The third problem we have already mentioned: the gap between wages and productivity will grow even more quickly. This is partly a consequence of the first two problems: on the one hand, AI companies create barriers to entry, and you have to buy their tool and sing from the song-sheet to play in the economy. And on the other, AI companies will be in an enviable, difficult-to-regulate position wherein the same tools that you need to be productive can undermine you if your business is in danger of competing with theirs. Both of these would drive profits for the AI companies up, ensuring that the value generated from the increased productivity is captured by the AI owners and not the workers or other actors in the broader economy. But it’s also a consequence of a creative economy where AI is taking a central role. Humans are constantly seeking novelty - and a little bit of novelty, say in a Paul Graham essay or Steven King novel, is enough for a large language model to learn from and create an entire universe from. It's not hard to imagine the scripts for most of the Marvel universe films being generated by AI models. The future of creativity might be humans trying, like workers on Amazon's Mechanical Turk, to create a few novel ideas that the AI would then expand, fill out, and send to a mass audience - think hundreds of thousands of low paid writers pounding on their keyboards to come up with one or two lines of an original Shakespeare play. Such human involvement is already needed to train ChatGPT. Reinforcement Learning with Human Feedback is a labour-intensive way to train AI models, and currently the most effective if you want ChatGPT-like performance. AI will continue to drive wages down, as it replaces higher-paid work with lower-paid work and allows the owners of the software to capture the difference.
None of this is inevitable.
It's a consequence of our system of regulating economic activity just as much as a consequence of our technology.
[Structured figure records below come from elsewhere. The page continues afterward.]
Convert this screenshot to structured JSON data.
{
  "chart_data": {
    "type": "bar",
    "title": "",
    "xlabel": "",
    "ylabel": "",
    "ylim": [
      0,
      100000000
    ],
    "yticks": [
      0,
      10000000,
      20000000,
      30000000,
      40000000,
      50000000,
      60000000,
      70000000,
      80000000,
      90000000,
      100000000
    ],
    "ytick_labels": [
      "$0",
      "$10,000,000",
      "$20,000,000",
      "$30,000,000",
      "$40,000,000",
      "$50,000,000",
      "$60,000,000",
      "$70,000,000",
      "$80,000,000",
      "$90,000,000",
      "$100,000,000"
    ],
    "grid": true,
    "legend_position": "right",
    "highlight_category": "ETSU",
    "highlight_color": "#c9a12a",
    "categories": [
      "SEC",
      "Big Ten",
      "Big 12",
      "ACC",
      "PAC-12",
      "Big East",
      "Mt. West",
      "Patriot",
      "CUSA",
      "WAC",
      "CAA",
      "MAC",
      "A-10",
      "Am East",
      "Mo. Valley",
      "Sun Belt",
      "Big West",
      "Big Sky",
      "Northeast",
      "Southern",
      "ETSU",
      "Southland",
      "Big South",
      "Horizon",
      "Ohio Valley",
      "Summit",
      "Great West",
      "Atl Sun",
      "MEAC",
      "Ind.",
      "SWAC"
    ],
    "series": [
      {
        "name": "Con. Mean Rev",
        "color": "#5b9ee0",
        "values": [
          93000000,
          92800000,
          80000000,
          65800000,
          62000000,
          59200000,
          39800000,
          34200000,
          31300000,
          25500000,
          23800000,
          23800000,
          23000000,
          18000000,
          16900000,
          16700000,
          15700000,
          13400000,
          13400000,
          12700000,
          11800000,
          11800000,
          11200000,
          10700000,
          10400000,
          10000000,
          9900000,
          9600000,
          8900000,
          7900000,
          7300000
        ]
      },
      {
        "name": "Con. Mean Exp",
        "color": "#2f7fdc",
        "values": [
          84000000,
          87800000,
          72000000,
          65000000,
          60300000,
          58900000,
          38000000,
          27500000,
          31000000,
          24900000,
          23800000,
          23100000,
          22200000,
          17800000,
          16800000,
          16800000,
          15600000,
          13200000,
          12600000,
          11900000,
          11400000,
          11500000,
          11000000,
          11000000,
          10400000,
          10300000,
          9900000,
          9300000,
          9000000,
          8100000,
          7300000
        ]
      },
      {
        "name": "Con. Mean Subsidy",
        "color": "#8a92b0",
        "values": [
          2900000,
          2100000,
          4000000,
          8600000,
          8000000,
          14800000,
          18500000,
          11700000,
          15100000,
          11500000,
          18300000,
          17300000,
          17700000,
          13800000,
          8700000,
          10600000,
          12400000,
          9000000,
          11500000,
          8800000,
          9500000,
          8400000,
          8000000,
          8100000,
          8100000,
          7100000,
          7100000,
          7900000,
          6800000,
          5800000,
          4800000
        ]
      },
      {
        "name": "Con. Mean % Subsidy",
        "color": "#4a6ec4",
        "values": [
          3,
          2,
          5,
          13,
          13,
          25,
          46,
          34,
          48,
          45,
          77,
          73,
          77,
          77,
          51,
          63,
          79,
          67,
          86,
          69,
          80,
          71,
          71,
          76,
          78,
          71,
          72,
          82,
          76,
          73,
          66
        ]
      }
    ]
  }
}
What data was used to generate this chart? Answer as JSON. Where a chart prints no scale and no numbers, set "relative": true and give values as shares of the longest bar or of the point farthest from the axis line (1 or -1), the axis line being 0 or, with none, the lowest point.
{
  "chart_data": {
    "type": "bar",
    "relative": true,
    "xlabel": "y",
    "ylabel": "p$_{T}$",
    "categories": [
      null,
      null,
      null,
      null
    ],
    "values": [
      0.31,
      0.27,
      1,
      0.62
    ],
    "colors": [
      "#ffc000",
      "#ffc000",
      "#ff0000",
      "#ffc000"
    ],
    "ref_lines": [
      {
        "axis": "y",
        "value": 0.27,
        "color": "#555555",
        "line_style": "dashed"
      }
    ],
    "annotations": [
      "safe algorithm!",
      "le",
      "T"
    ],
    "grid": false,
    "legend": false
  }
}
But these days we tend to let a small cadre of billionaires think of the world they want to live in and implement it while we just accept the consequences, or pretend that we made those decisions ourselves.
Of course, these examples are all far-fetched and dystopian. It’s not like there was ever a major tech company that tried to use its technology to hobble the competition (such as Microsoft in the 1990s with its “Embrace, Extend, and Extinguish” strategy). 7 Nor has there ever been a major company, much less a Western government, that tried to use technology to create barriers to economic or political participation (such as the FBI using wire-taps and mass media to try to discredit Martin Luther King Jr in the 1960s). 8 No, AI will offer us boundless convenience and increased productivity; it'll let our corporate overlords gain boundless profits, too, while our wages continue to decline. In exchange, we will have just enough to buy more of the stuff that the AI told us we should want.